Appena dietro l’ultima curva il sentiero inizia a diventare più ripido. Se alzi lo sguardo, davanti a te si erge la scarpata e vieni attraversato da una domanda: Ma come farò a scalarla e ad arrivare in cima?”. In realtà è un momento in cui ti fermi, osservi e vagli le diverse possibilità. La prima è quella di tornare indietro per capire se hai saltato un bivio e c’era un’altra alternativa, diciamo così, più dolce; la seconda è quella di mettere le tende proprio lì e di aspettare di avere le forze per iniziare ed infine la terza, un bel respiro e comincia la scalata. C’è una grande verità: lo sforzo maggiore, strani a dirsi, è proprio questo, quello del primo passo verso la salita, così come è stato nella nostra prima passeggiata, quello di decidere se camminare e pregare insieme, ricordate?

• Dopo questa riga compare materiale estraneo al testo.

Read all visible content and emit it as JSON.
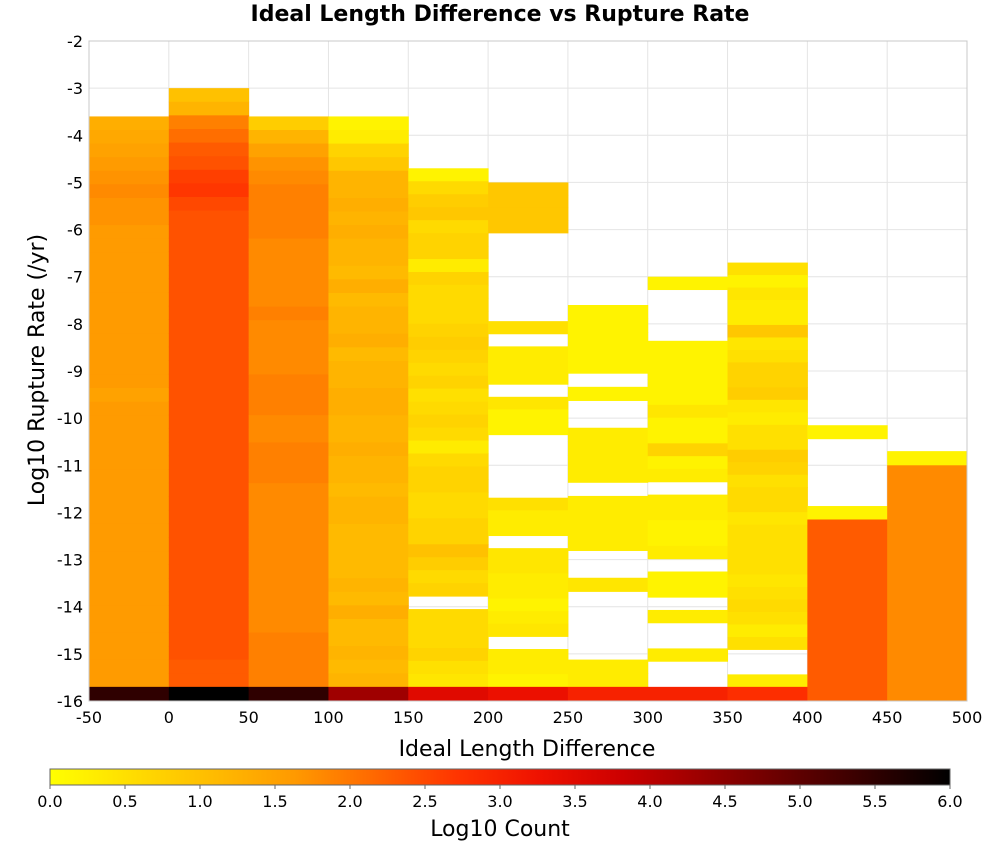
{
  "chart_data": {
    "type": "heatmap",
    "title": "Ideal Length Difference vs Rupture Rate",
    "xlabel": "Ideal Length Difference",
    "ylabel": "Log10 Rupture Rate (/yr)",
    "xlim": [
      -50,
      500
    ],
    "ylim": [
      -16,
      -2
    ],
    "x_ticks": [
      -50,
      0,
      50,
      100,
      150,
      200,
      250,
      300,
      350,
      400,
      450,
      500
    ],
    "y_ticks": [
      -2,
      -3,
      -4,
      -5,
      -6,
      -7,
      -8,
      -9,
      -10,
      -11,
      -12,
      -13,
      -14,
      -15,
      -16
    ],
    "x_bin_width": 50,
    "y_bin_width": 0.29,
    "grid": true,
    "colorbar": {
      "label": "Log10 Count",
      "range": [
        0.0,
        6.0
      ],
      "ticks": [
        "0.0",
        "0.5",
        "1.0",
        "1.5",
        "2.0",
        "2.5",
        "3.0",
        "3.5",
        "4.0",
        "4.5",
        "5.0",
        "5.5",
        "6.0"
      ],
      "colormap": [
        "#ffff00",
        "#ffdd00",
        "#ffbb00",
        "#ff9900",
        "#ff6600",
        "#ff3300",
        "#ee1100",
        "#cc0000",
        "#990000",
        "#660000",
        "#330000",
        "#000000"
      ]
    },
    "columns": [
      {
        "x_center": -25,
        "y_top": -3.6,
        "y_bottom": -15.7,
        "values": [
          1.3,
          1.4,
          1.5,
          1.6,
          1.7,
          1.8,
          1.7,
          1.7,
          1.6,
          1.6,
          1.6,
          1.6,
          1.6,
          1.6,
          1.6,
          1.6,
          1.6,
          1.6,
          1.6,
          1.6,
          1.5,
          1.6,
          1.6,
          1.6,
          1.6,
          1.6,
          1.6,
          1.6,
          1.6,
          1.6,
          1.6,
          1.6,
          1.6,
          1.6,
          1.6,
          1.6,
          1.6,
          1.6,
          1.6,
          1.6,
          1.6,
          1.6
        ],
        "floor": 5.5
      },
      {
        "x_center": 25,
        "y_top": -3.0,
        "y_bottom": -15.7,
        "values": [
          1.0,
          1.2,
          1.9,
          2.1,
          2.3,
          2.4,
          2.6,
          2.7,
          2.5,
          2.4,
          2.4,
          2.4,
          2.4,
          2.4,
          2.4,
          2.4,
          2.4,
          2.4,
          2.4,
          2.4,
          2.4,
          2.4,
          2.4,
          2.4,
          2.4,
          2.4,
          2.4,
          2.4,
          2.4,
          2.4,
          2.4,
          2.4,
          2.4,
          2.4,
          2.4,
          2.4,
          2.4,
          2.4,
          2.4,
          2.4,
          2.4,
          2.4,
          2.3,
          2.3
        ],
        "floor": 6.0
      },
      {
        "x_center": 75,
        "y_top": -3.6,
        "y_bottom": -15.7,
        "values": [
          0.8,
          1.2,
          1.5,
          1.7,
          1.8,
          1.9,
          1.9,
          1.9,
          1.9,
          1.8,
          1.8,
          1.8,
          1.8,
          1.8,
          1.9,
          1.8,
          1.8,
          1.8,
          1.8,
          1.9,
          1.9,
          1.9,
          1.8,
          1.8,
          1.9,
          1.9,
          1.9,
          1.8,
          1.8,
          1.8,
          1.8,
          1.8,
          1.8,
          1.8,
          1.8,
          1.8,
          1.8,
          1.8,
          1.9,
          1.9,
          1.9,
          1.9
        ],
        "floor": 5.5
      },
      {
        "x_center": 125,
        "y_top": -3.6,
        "y_bottom": -15.7,
        "values": [
          0.2,
          0.3,
          0.7,
          0.9,
          1.2,
          1.2,
          1.3,
          1.2,
          1.3,
          1.2,
          1.2,
          1.1,
          1.3,
          1.1,
          1.2,
          1.2,
          1.3,
          1.1,
          1.2,
          1.2,
          1.3,
          1.3,
          1.2,
          1.2,
          1.3,
          1.2,
          1.2,
          1.1,
          1.2,
          1.2,
          1.1,
          1.1,
          1.1,
          1.1,
          1.2,
          1.1,
          1.3,
          1.1,
          1.1,
          1.2,
          1.1,
          1.2
        ],
        "floor": 4.3
      },
      {
        "x_center": 175,
        "y_top": -4.7,
        "y_bottom": -15.7,
        "values": [
          0.2,
          0.6,
          0.8,
          0.9,
          0.6,
          0.7,
          0.7,
          0.3,
          0.7,
          0.6,
          0.6,
          0.6,
          0.7,
          0.8,
          0.7,
          0.6,
          0.7,
          0.5,
          0.6,
          0.7,
          0.6,
          0.3,
          0.6,
          0.7,
          0.7,
          0.6,
          0.6,
          0.7,
          0.7,
          1.0,
          0.8,
          0.6,
          0.7,
          null,
          0.6,
          0.6,
          0.6,
          0.7,
          0.5,
          0.4
        ],
        "floor": 3.5
      },
      {
        "x_center": 225,
        "y_top": -5.0,
        "y_bottom": -15.7,
        "values": [
          0.9,
          0.9,
          0.9,
          0.9,
          null,
          null,
          null,
          null,
          null,
          null,
          null,
          0.5,
          null,
          0.3,
          0.3,
          0.3,
          null,
          0.4,
          0.2,
          0.2,
          null,
          null,
          null,
          null,
          null,
          0.5,
          0.3,
          0.3,
          null,
          0.4,
          0.4,
          0.3,
          0.3,
          0.2,
          0.3,
          0.4,
          null,
          0.3,
          0.3,
          0.2
        ],
        "floor": 3.3
      },
      {
        "x_center": 275,
        "y_top": -7.6,
        "y_bottom": -15.7,
        "values": [
          0.2,
          0.2,
          0.2,
          0.2,
          0.2,
          null,
          0.2,
          null,
          null,
          0.3,
          0.3,
          0.3,
          0.3,
          null,
          0.3,
          0.3,
          0.3,
          0.3,
          null,
          null,
          0.4,
          null,
          null,
          null,
          null,
          null,
          0.3,
          0.3
        ],
        "floor": 3.0
      },
      {
        "x_center": 325,
        "y_top": -7.0,
        "y_bottom": -15.7,
        "values": [
          0.2,
          null,
          null,
          null,
          null,
          0.2,
          0.2,
          0.2,
          0.2,
          0.2,
          0.4,
          0.2,
          0.2,
          0.7,
          0.2,
          0.3,
          null,
          0.3,
          0.3,
          0.2,
          0.2,
          0.3,
          null,
          0.2,
          0.2,
          null,
          0.3,
          null,
          null,
          0.3,
          null,
          null
        ],
        "floor": 3.0
      },
      {
        "x_center": 375,
        "y_top": -6.7,
        "y_bottom": -15.7,
        "values": [
          0.5,
          0.2,
          0.4,
          0.3,
          0.3,
          0.9,
          0.4,
          0.5,
          0.7,
          0.7,
          0.8,
          0.4,
          0.3,
          0.5,
          0.5,
          0.8,
          0.7,
          0.5,
          0.6,
          0.6,
          0.4,
          0.5,
          0.5,
          0.5,
          0.5,
          0.4,
          0.5,
          0.6,
          0.5,
          0.3,
          0.5,
          null,
          null,
          0.3
        ],
        "floor": 2.8
      },
      {
        "x_center": 425,
        "y_top": -10.15,
        "y_bottom": -12.15,
        "values": [
          0.2,
          null,
          null,
          null,
          null,
          null,
          0.2
        ],
        "floor": 2.3
      },
      {
        "x_center": 475,
        "y_top": -10.7,
        "y_bottom": -11.0,
        "values": [
          0.2
        ],
        "floor": 1.8
      }
    ]
  }
}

Ebbene, cosa può essere la salita nel nostro rapporto di coppia? Ad alcuni, di sicuro, gli si sarà stagliata davanti all’improvviso, proprio dopo un bellissimo rettilineo, per altre coppie, invece, era ben visibile all’orizzonte già da molto tempo ed erano coscienti che prima o poi ci sarebbero arrivate. Altre ancora sono in piena scalata. Per comprendere appieno il valore e l’importanza della salita facciamoci accompagnare da un uomo molto interessante, Kierkegaard, che ha dedicato un suo libro “Timore e tremore” proprio alla salita del monte Moriah di Abramo e Isacco, una delle scalate per eccellenza! 

“Il suo sogno sarebbe stato quello di partecipare al viaggio di tre giorni, quando Abramo se n’andava sul suo asino, con la propria tristezza davanti a sé, e Isacco al fianco. Gli sarebbe piaciuto essere presente al momento nel quale Abramo, levando lo sguardo, vide all’orizzonte la montagna di Moriah, al momento in cui rimandò indietro gli asini e salì il monte, solo col suo figliolo, perché era preoccupato, non degli ingegnosi artifizi dell’immaginazione, ma degli spaventi del pensiero”.

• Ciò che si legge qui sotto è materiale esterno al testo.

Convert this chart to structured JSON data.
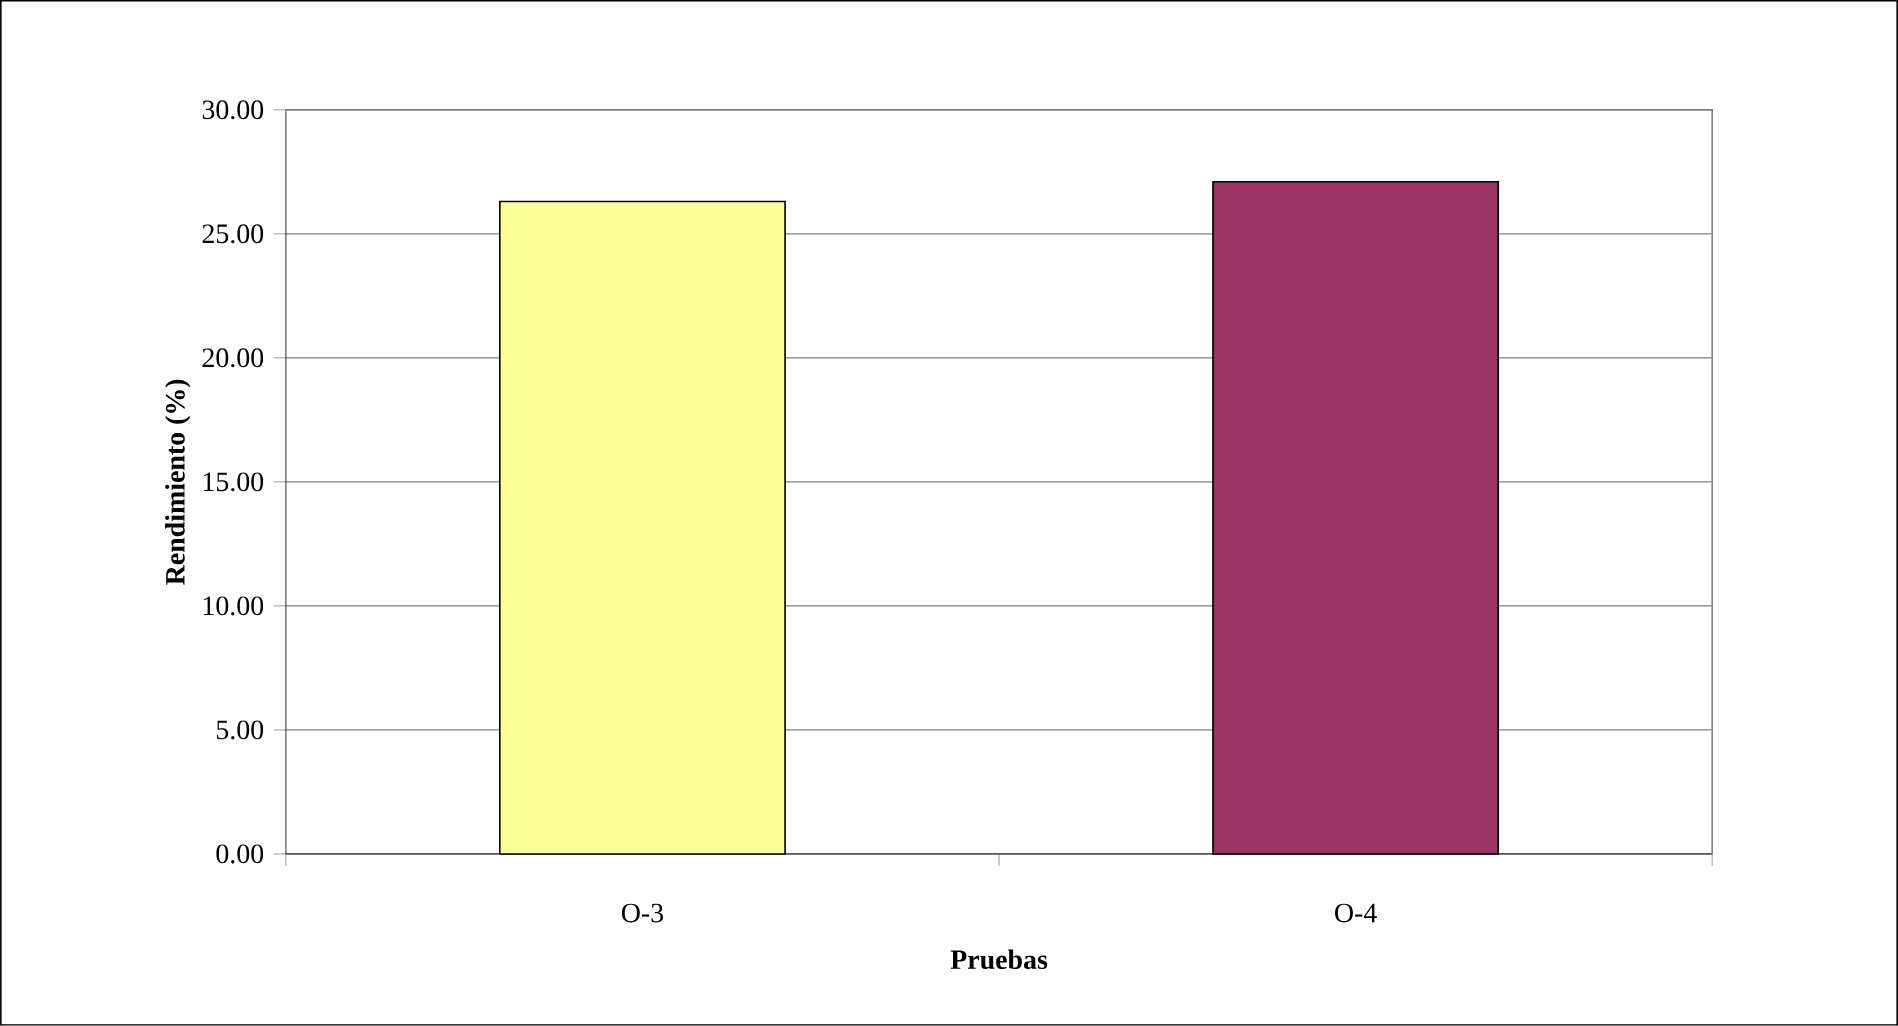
{
  "chart_data": {
    "type": "bar",
    "xlabel": "Pruebas",
    "ylabel": "Rendimiento (%)",
    "categories": [
      "O-3",
      "O-4"
    ],
    "values": [
      26.3,
      27.1
    ],
    "colors": [
      "#ffff99",
      "#993366"
    ],
    "ylim": [
      0,
      30
    ],
    "yticks": [
      {
        "value": 0,
        "label": "0.00"
      },
      {
        "value": 5,
        "label": "5.00"
      },
      {
        "value": 10,
        "label": "10.00"
      },
      {
        "value": 15,
        "label": "15.00"
      },
      {
        "value": 20,
        "label": "20.00"
      },
      {
        "value": 25,
        "label": "25.00"
      },
      {
        "value": 30,
        "label": "30.00"
      }
    ],
    "grid": "y"
  }
}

Lo scalare il monte per Abramo è simbolo e paradigma del vero credere in Dio. Lo scalare il monte per la coppia cosa rappresenta? In una parola: amarsi! Se torni indietro, probabilmente ad un bivio perderai il tuo compagno di viaggio, se ti fermi e non hai il coraggio di affrontare puoi aver paura ma se esiti troppo probabilmente non hai riposto fiducia nel rapporto e pensi che non ne valga la pena tanta fatica. Se cominci la scalata stai “salendo” e ne uscirai sicuramente “ossigenato”! Ma perché ci fa così paura? Così come dice Kierkegaard, noi lo viviamo come un distacco, sappiamo che da quel momento in poi stiamo crescendo e quando cresci non puoi più tornare indietro. Il suo esempio è eloquente, paragona questa coraggiosa salita, al momento in cui la mamma deve svezzare il suo bambino e, nella tradizione orientale, si tinge il seno di nero. D’istinto il figlio non comprenderà questo rifiuto della madre, questo volerlo allontanare da sé, ma è proprio quell’amore materno che gli permetterà di essere libero di affrontare la scalata.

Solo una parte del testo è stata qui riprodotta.